To create a formula for the points (1, 5), (2, 7), (3, 9), and (4, 11), we need to determine the equation of the line that fits these points.
We'll start by checking the change in y-values and x-values to find the slope (m):
- For (1, 5) to (2, 7): change in y = 7 - 5 = 2; change in x = 2 - 1 = 1
- For (2, 7) to (3, 9): change in y = 9 - 7 = 2; change in x = 3 - 2 = 1
- For (3, 9) to (4, 11): change in y = 11 - 9 = 2; change in x = 4 - 3 = 1
Every point shows that the slope (m) is equal to 2.
Now, using the point-slope form of the line equation \(y = mx + b\), we will find the y-intercept (b).
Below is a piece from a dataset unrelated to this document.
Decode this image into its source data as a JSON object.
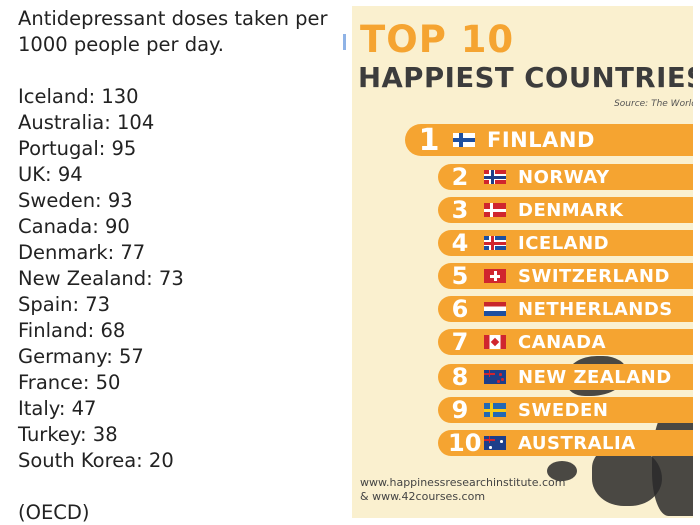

We can use any of the points we have, let’s use (1, 5):
\[ 5 = 2(1) + b \] \[ 5 = 2 + b \] \[ b = 5 - 2 = 3 \]
Thus, the equation of the line is:
\[ y = 2x + 3 \]
Now we can match this equation with the given options:
- 0 y = -2x + 3
- 0 y = 2x + 3 (Correct)
- 0 y = 2x - 3
- 0 y = -2x - 3
The correct formula for the points is:
y = 2x + 3